We always tell our clients: “Be a guest at your own event. Let us to do our job; which is to produce the event, and be the eyes and ears behind the scenes, so you can focus on what you need to do, which is host and have a good time.” Because just when you think you have everything sorted, things can go a little sideways…
DON’T BE (FIRE) ALARMED
Like the time we were running a big gala dinner for a client in a new venue. From memory, there were about 400 guests in the room. Everyone was seated and we had a very well-known, experienced journalist emceeing the event. She was talking to the audience when, all of a sudden, the fire alarm started to go off in the building. I radioed to my team members working with the venue manager, and her reply was: “It’s okay, I’ve just heard the new steam oven in the kitchen has set the alarm off, there’s no fire.”
I breathed a sigh of relief, but you could see the entire room was looking a little nervous. The MC stopped talking, listened for about 20 seconds, looked at me, and I gave her the nod to continue. I knew there wasn’t a fire, or any danger to guests. So, she continued on with the event and after what felt like four hours, but was probably about 40 seconds, the alarm went silent. Crisis averted, right?

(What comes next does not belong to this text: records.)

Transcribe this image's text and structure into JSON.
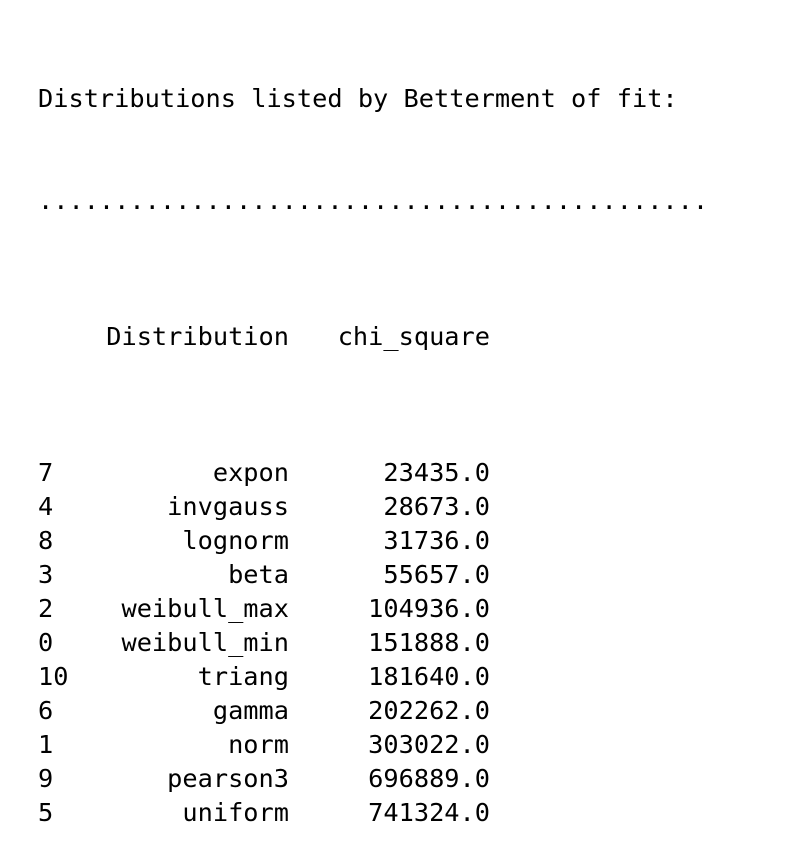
{
  "heading": "Distributions listed by Betterment of fit:",
  "separator": "............................................",
  "table": {
    "columns": [
      "Distribution",
      "chi_square"
    ],
    "rows": [
      {
        "index": "7",
        "distribution": "expon",
        "chi_square": "23435.0"
      },
      {
        "index": "4",
        "distribution": "invgauss",
        "chi_square": "28673.0"
      },
      {
        "index": "8",
        "distribution": "lognorm",
        "chi_square": "31736.0"
      },
      {
        "index": "3",
        "distribution": "beta",
        "chi_square": "55657.0"
      },
      {
        "index": "2",
        "distribution": "weibull_max",
        "chi_square": "104936.0"
      },
      {
        "index": "0",
        "distribution": "weibull_min",
        "chi_square": "151888.0"
      },
      {
        "index": "10",
        "distribution": "triang",
        "chi_square": "181640.0"
      },
      {
        "index": "6",
        "distribution": "gamma",
        "chi_square": "202262.0"
      },
      {
        "index": "1",
        "distribution": "norm",
        "chi_square": "303022.0"
      },
      {
        "index": "9",
        "distribution": "pearson3",
        "chi_square": "696889.0"
      },
      {
        "index": "5",
        "distribution": "uniform",
        "chi_square": "741324.0"
      }
    ]
  }
}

You would think. Except, I was standing at the very back of the room and the door behind me suddenly flew open. I turned to see six giant firemen, fully kitted out, with helmets on, wielding axes. I might have made that last bit up about the axes, but I swear that’s how I remember it. Anyway, I instantly and instinctively blocked the door – the guests couldn’t see these guys, or people might start running for the fire exits. I advised it was the steam ovens in the kitchen on level three and ushered them out without anyone noticing.

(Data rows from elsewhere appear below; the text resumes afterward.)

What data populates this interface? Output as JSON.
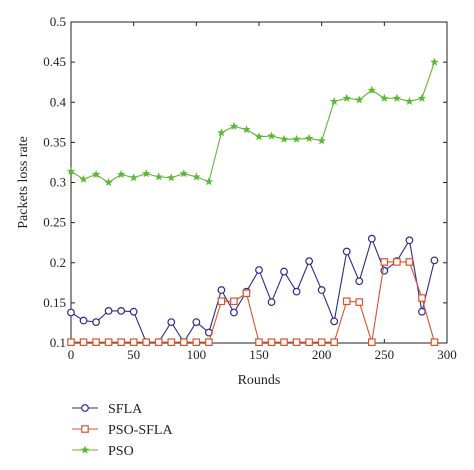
{
  "chart_data": {
    "type": "line",
    "xlabel": "Rounds",
    "ylabel": "Packets loss rate",
    "xlim": [
      0,
      300
    ],
    "ylim": [
      0.1,
      0.5
    ],
    "x_ticks": [
      0,
      50,
      100,
      150,
      200,
      250,
      300
    ],
    "y_ticks": [
      0.1,
      0.15,
      0.2,
      0.25,
      0.3,
      0.35,
      0.4,
      0.45,
      0.5
    ],
    "x_tick_labels": [
      "0",
      "50",
      "100",
      "150",
      "200",
      "250",
      "300"
    ],
    "y_tick_labels": [
      "0.1",
      "0.15",
      "0.2",
      "0.25",
      "0.3",
      "0.35",
      "0.4",
      "0.45",
      "0.5"
    ],
    "grid": false,
    "legend_position": "bottom-left-outside",
    "x": [
      0,
      10,
      20,
      30,
      40,
      50,
      60,
      70,
      80,
      90,
      100,
      110,
      120,
      130,
      140,
      150,
      160,
      170,
      180,
      190,
      200,
      210,
      220,
      230,
      240,
      250,
      260,
      270,
      280,
      290
    ],
    "series": [
      {
        "name": "SFLA",
        "color": "#2a2a8c",
        "marker": "circle",
        "values": [
          0.138,
          0.128,
          0.126,
          0.14,
          0.14,
          0.139,
          0.101,
          0.101,
          0.126,
          0.101,
          0.126,
          0.113,
          0.166,
          0.138,
          0.164,
          0.191,
          0.151,
          0.189,
          0.164,
          0.202,
          0.166,
          0.127,
          0.214,
          0.177,
          0.23,
          0.19,
          0.202,
          0.228,
          0.139,
          0.203
        ]
      },
      {
        "name": "PSO-SFLA",
        "color": "#d9542a",
        "marker": "square",
        "values": [
          0.101,
          0.101,
          0.101,
          0.101,
          0.101,
          0.101,
          0.101,
          0.101,
          0.101,
          0.101,
          0.101,
          0.101,
          0.152,
          0.152,
          0.162,
          0.101,
          0.101,
          0.101,
          0.101,
          0.101,
          0.101,
          0.101,
          0.152,
          0.151,
          0.101,
          0.201,
          0.201,
          0.201,
          0.156,
          0.101
        ]
      },
      {
        "name": "PSO",
        "color": "#5cb832",
        "marker": "star",
        "values": [
          0.314,
          0.304,
          0.31,
          0.3,
          0.31,
          0.306,
          0.311,
          0.307,
          0.306,
          0.311,
          0.307,
          0.301,
          0.362,
          0.37,
          0.366,
          0.357,
          0.358,
          0.354,
          0.354,
          0.355,
          0.352,
          0.401,
          0.405,
          0.403,
          0.415,
          0.405,
          0.405,
          0.401,
          0.405,
          0.45
        ]
      }
    ]
  }
}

WINNER WINNER, NEARLY MISSED THE DINNER
And then there was the time we were running a big awards event. The major winner of the night (who obviously didn’t know he was winning) had RSVP’d, so we knew he was coming or, at least, we thought he was. Guests arrived at the venue for pre-drinks, and when we checked, he hadn’t yet arrived. Then, people took their seats as the MC commenced formalities, and still he hadn’t arrived. We asked one of the guests sitting at his now full table where he was, to discover he was no longer attending.
Okay. We had four hours until he had to be on stage. Four hours to get him to the venue. The only problem, he was in Sydney and we were in Melbourne. So, we went into overdrive damage control. We got the entire team onto it and, as we were producing the event, we were in the background also trying to get this winner to the event. We booked him a driver to Sydney airport, his flight to Melbourne, and then his driver to the venue. We tracked him the entire time as we pushed dinner out, pushed the entertainment out – I think everything moved back by about 30 minutes as we waited for him to arrive.
It came down to the wire, and he was literally walking through the doors of the ballroom as his name was announced as the winner of the final award of the night. He walked straight through the room, up to the stage, and gave the most incredible, inspiring speech. I almost cried; partly because I was moved by his words, but mostly because I was so relieved that we’d averted yet another crisis. The outcome was incredible – he got a standing ovation and everyone in the room thought he had been sitting at a table the entire night.
Which is just the way we planned it.